I am running a query using Hive on Spark which is exhibiting some strange behavior. I've run it multiple times and observed the same behavior. The query:

  • reads from a large Hive external table
  • Spark creates about ~990,000 tasks
  • runs in a YARN queue with > 2900 CPUs available
  • uses 700 executors with 4 CPUs per executor

All is well at the start of the job. After ~1.5 hours of 2800 CPUs cranking, the job is ~80% complete (800k/990k tasks). From there, things start to nosedive: Spark stops using all of the CPUs available to it to work on tasks. With ~190k tasks to go, Spark will gradually drop from using 2800 CPUs to double digits (usually bottoming out around 20 total CPUs). This makes the last 190k tasks take significantly longer to finish than the previous 800k.

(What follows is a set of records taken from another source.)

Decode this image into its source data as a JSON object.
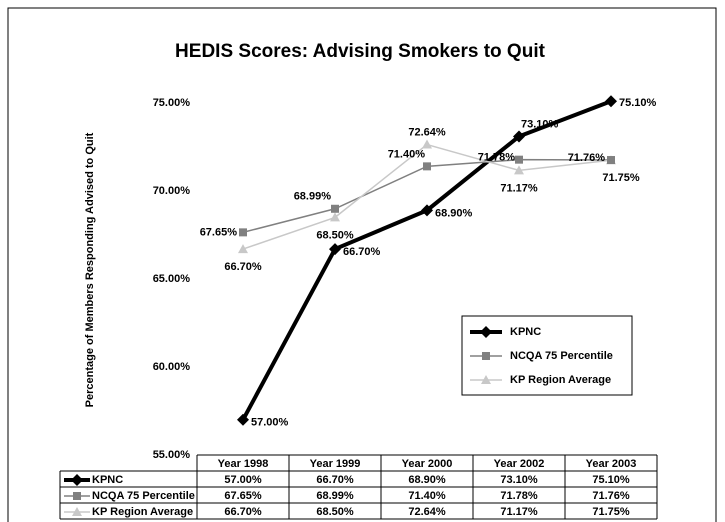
{
  "chart_data": {
    "type": "line",
    "title": "HEDIS Scores: Advising Smokers to Quit",
    "y_label": "Percentage of Members Responding Advised to Quit",
    "categories": [
      "Year 1998",
      "Year 1999",
      "Year 2000",
      "Year 2002",
      "Year 2003"
    ],
    "series": [
      {
        "name": "KPNC",
        "color": "#000000",
        "marker": "diamond",
        "values": [
          57.0,
          66.7,
          68.9,
          73.1,
          75.1
        ],
        "value_labels": [
          "57.00%",
          "66.70%",
          "68.90%",
          "73.10%",
          "75.10%"
        ]
      },
      {
        "name": "NCQA 75 Percentile",
        "color": "#808080",
        "marker": "square",
        "values": [
          67.65,
          68.99,
          71.4,
          71.78,
          71.76
        ],
        "value_labels": [
          "67.65%",
          "68.99%",
          "71.40%",
          "71.78%",
          "71.76%"
        ]
      },
      {
        "name": "KP Region Average",
        "color": "#c8c8c8",
        "marker": "triangle",
        "values": [
          66.7,
          68.5,
          72.64,
          71.17,
          71.75
        ],
        "value_labels": [
          "66.70%",
          "68.50%",
          "72.64%",
          "71.17%",
          "71.75%"
        ]
      }
    ],
    "ylim": [
      55,
      77
    ],
    "yticks": [
      {
        "value": 55,
        "label": "55.00%"
      },
      {
        "value": 60,
        "label": "60.00%"
      },
      {
        "value": 65,
        "label": "65.00%"
      },
      {
        "value": 70,
        "label": "70.00%"
      },
      {
        "value": 75,
        "label": "75.00%"
      }
    ],
    "legend": "inside-right"
  }
}
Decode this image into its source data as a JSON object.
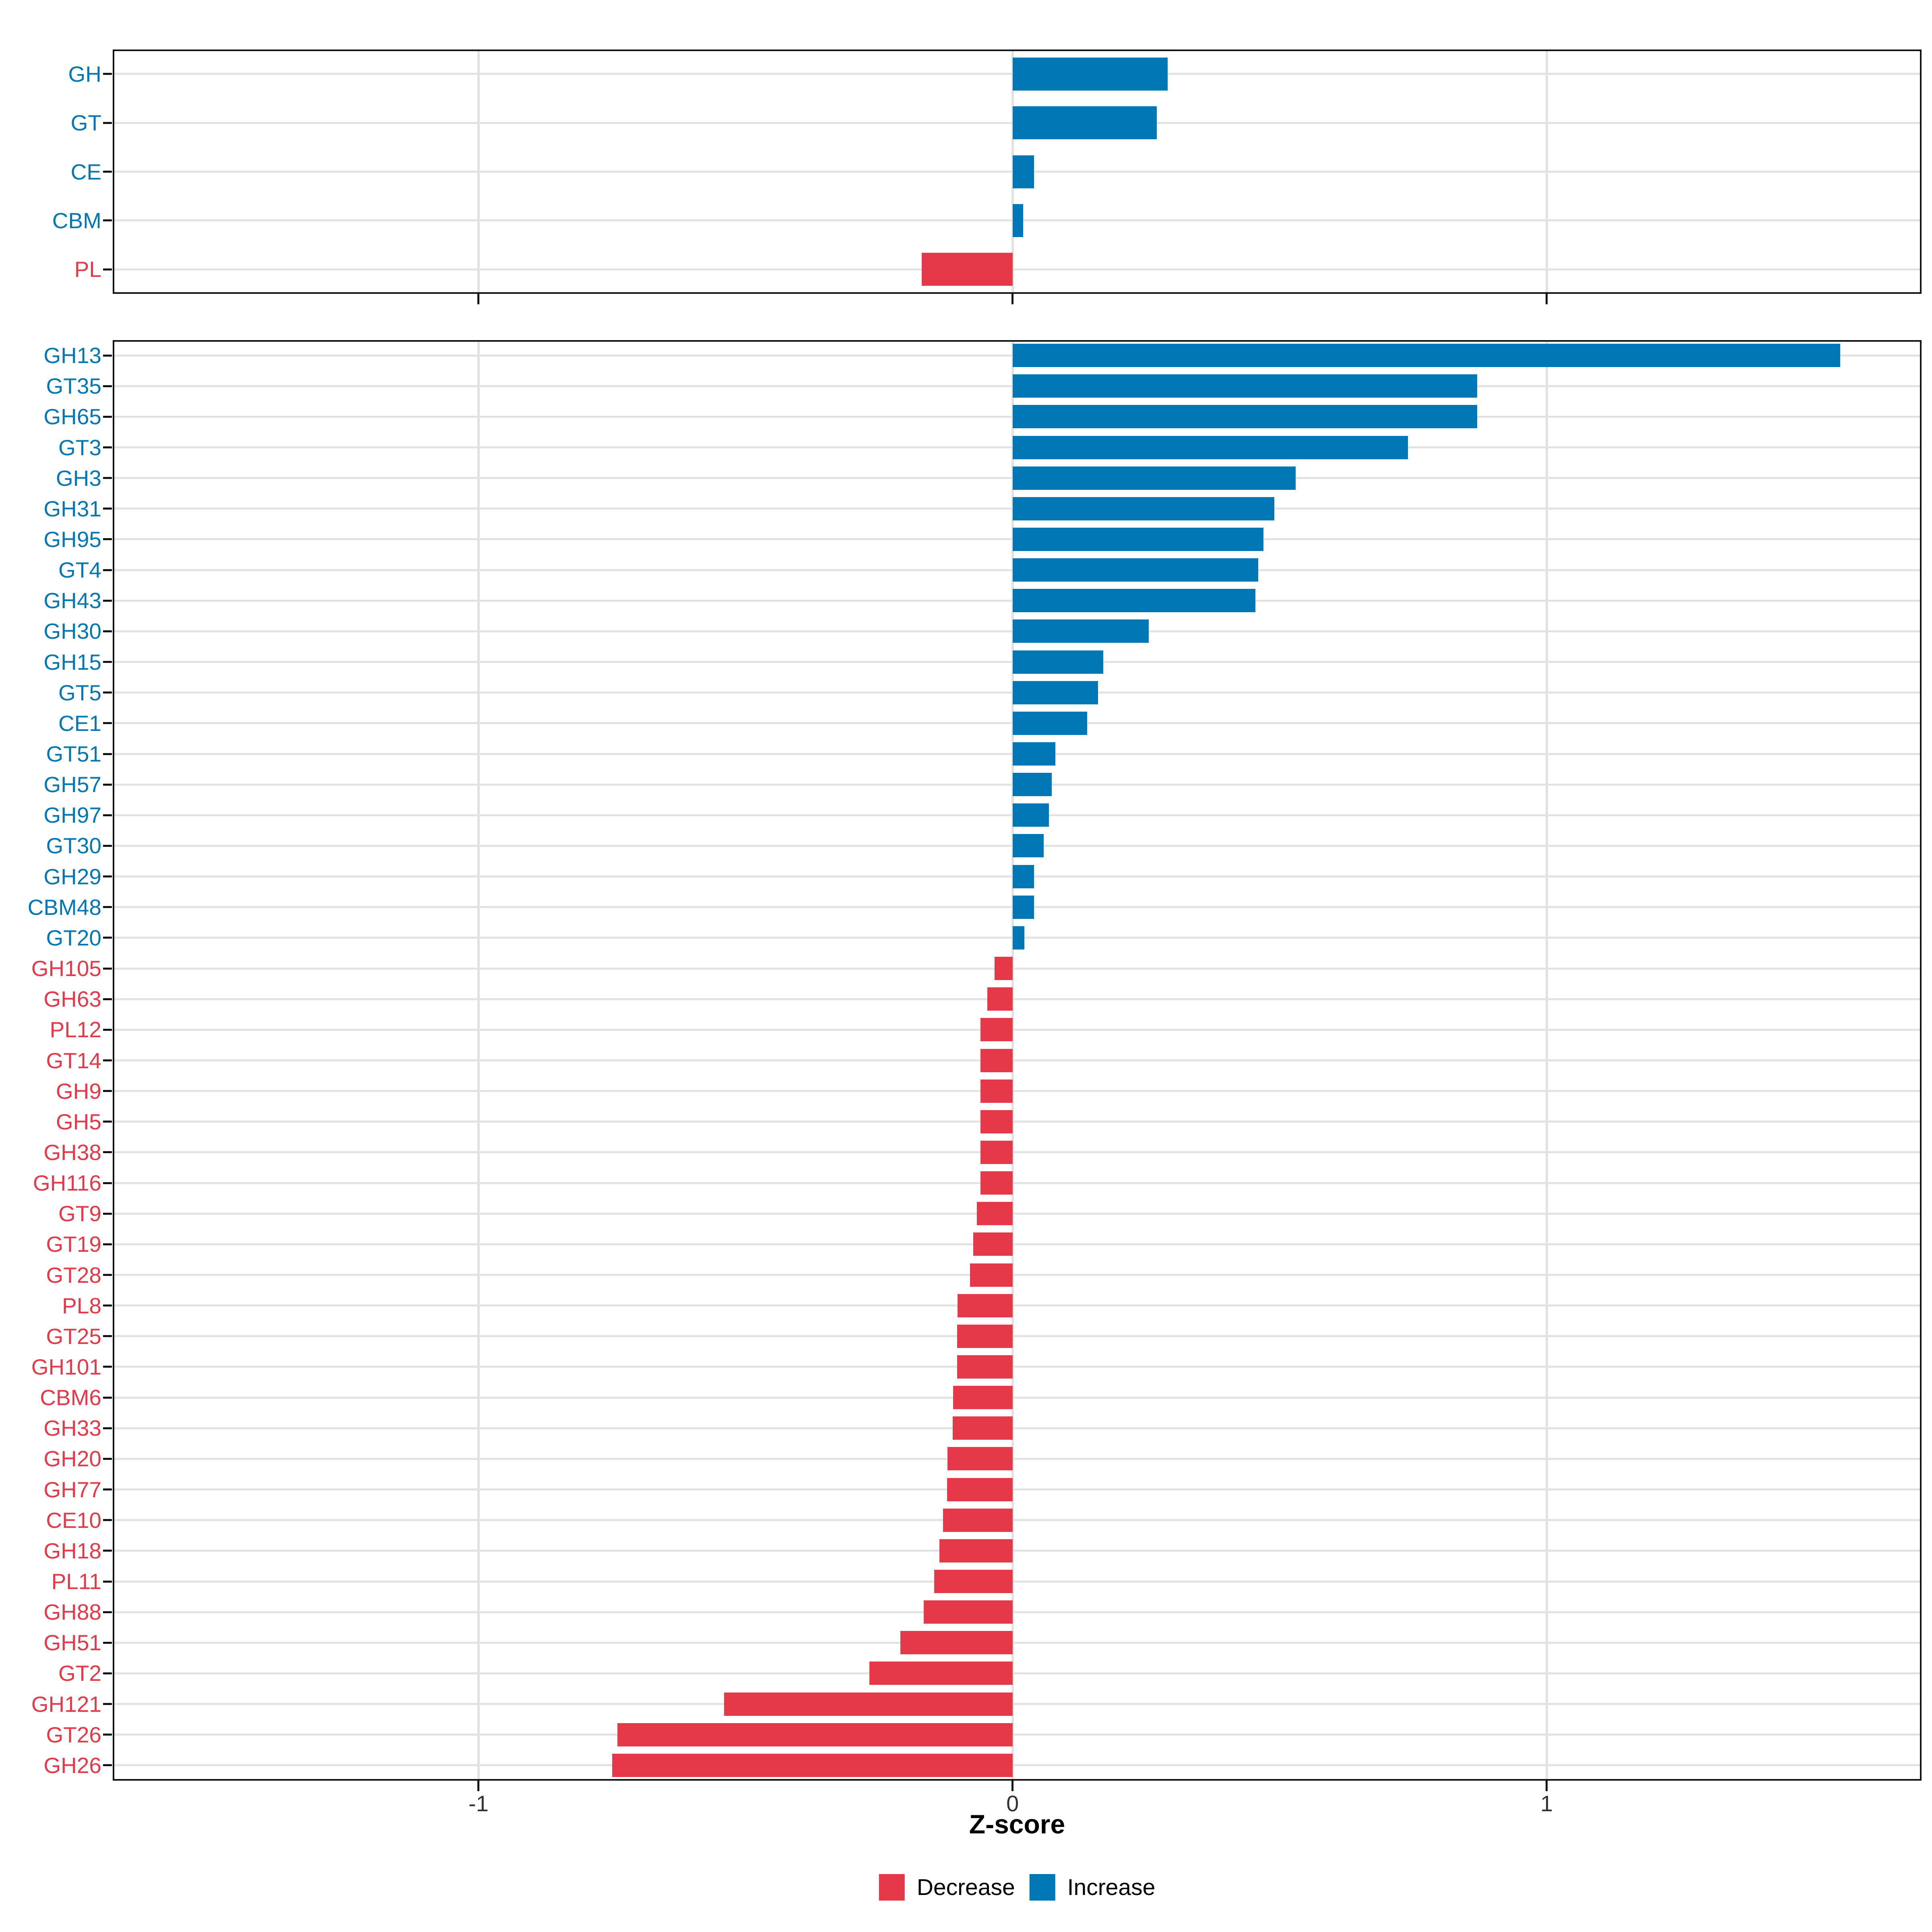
{
  "figure": {
    "xlabel": "Z-score",
    "x_tick_labels": [
      "-1",
      "0",
      "1"
    ],
    "legend": {
      "decrease_label": "Decrease",
      "increase_label": "Increase"
    }
  },
  "colors": {
    "increase": "#0277B5",
    "decrease": "#E53848",
    "gridline": "#E2E2E2",
    "panel_border": "#111111",
    "tick_mark": "#111111",
    "tick_label_text": "#333333",
    "axis_title_text": "#000000",
    "background": "#FFFFFF"
  },
  "chart_data": [
    {
      "type": "bar",
      "orientation": "horizontal",
      "panel": "top-cazyme-classes",
      "categories": [
        "GH",
        "GT",
        "CE",
        "CBM",
        "PL"
      ],
      "values": [
        0.29,
        0.27,
        0.04,
        0.02,
        -0.17
      ],
      "color_rule": "value >= 0 -> increase (blue), value < 0 -> decrease (red)",
      "xlabel": "Z-score",
      "x_ticks": [
        -1,
        0,
        1
      ],
      "xlim": [
        -1.685,
        1.702
      ],
      "grid": true,
      "legend_position": "bottom"
    },
    {
      "type": "bar",
      "orientation": "horizontal",
      "panel": "bottom-cazyme-families",
      "categories": [
        "GH13",
        "GT35",
        "GH65",
        "GT3",
        "GH3",
        "GH31",
        "GH95",
        "GT4",
        "GH43",
        "GH30",
        "GH15",
        "GT5",
        "CE1",
        "GT51",
        "GH57",
        "GH97",
        "GT30",
        "GH29",
        "CBM48",
        "GT20",
        "GH105",
        "GH63",
        "PL12",
        "GT14",
        "GH9",
        "GH5",
        "GH38",
        "GH116",
        "GT9",
        "GT19",
        "GT28",
        "PL8",
        "GT25",
        "GH101",
        "CBM6",
        "GH33",
        "GH20",
        "GH77",
        "CE10",
        "GH18",
        "PL11",
        "GH88",
        "GH51",
        "GT2",
        "GH121",
        "GT26",
        "GH26"
      ],
      "values": [
        1.55,
        0.87,
        0.87,
        0.74,
        0.53,
        0.49,
        0.47,
        0.46,
        0.455,
        0.255,
        0.17,
        0.16,
        0.14,
        0.08,
        0.073,
        0.068,
        0.058,
        0.04,
        0.04,
        0.022,
        -0.034,
        -0.047,
        -0.06,
        -0.06,
        -0.06,
        -0.06,
        -0.06,
        -0.06,
        -0.067,
        -0.074,
        -0.08,
        -0.103,
        -0.104,
        -0.104,
        -0.111,
        -0.112,
        -0.122,
        -0.123,
        -0.13,
        -0.137,
        -0.147,
        -0.166,
        -0.21,
        -0.268,
        -0.54,
        -0.74,
        -0.75
      ],
      "color_rule": "value >= 0 -> increase (blue), value < 0 -> decrease (red)",
      "xlabel": "Z-score",
      "x_ticks": [
        -1,
        0,
        1
      ],
      "xlim": [
        -1.685,
        1.702
      ],
      "grid": true,
      "legend_position": "bottom"
    }
  ]
}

I could see as the job got very close to completing that Spark would be unable to parallelize a small amount of remaining tasks across a large number of CPUs. But with 190k tasks left to be started, it seems way too early for that.

Things I've checked:

  • No other job is pre-empting its resources in YARN. (In addition, if this were the case, I would expect the job to randomly lose/regain resources, instead of predictably losing steam at the 80% mark).
  • This occurs whether dynamic allocation is enabled or disabled. If disabled, Spark has all 2800 CPUs available for the entire run time of the job - it just doesn't use them. If enabled, Spark does spin down executors as it decides it no longer needs them.
  • If data skew were the issue, I could see some tasks taking longer than others to finish. But it doesn't explain why Spark wouldn't be using idle CPUs to start on the backlog of tasks still to go.

Does anyone have any advice?

1

1 Answers

1
votes

For posterity, this answer from Travis Hegner contained the answer.

Setting spark.locality.wait=0s fixes this issue. I'm also not sure why a 3 second wait causes such a pile up in Spark's ability to schedule tasks, but setting to 0 makes the job run extremely well.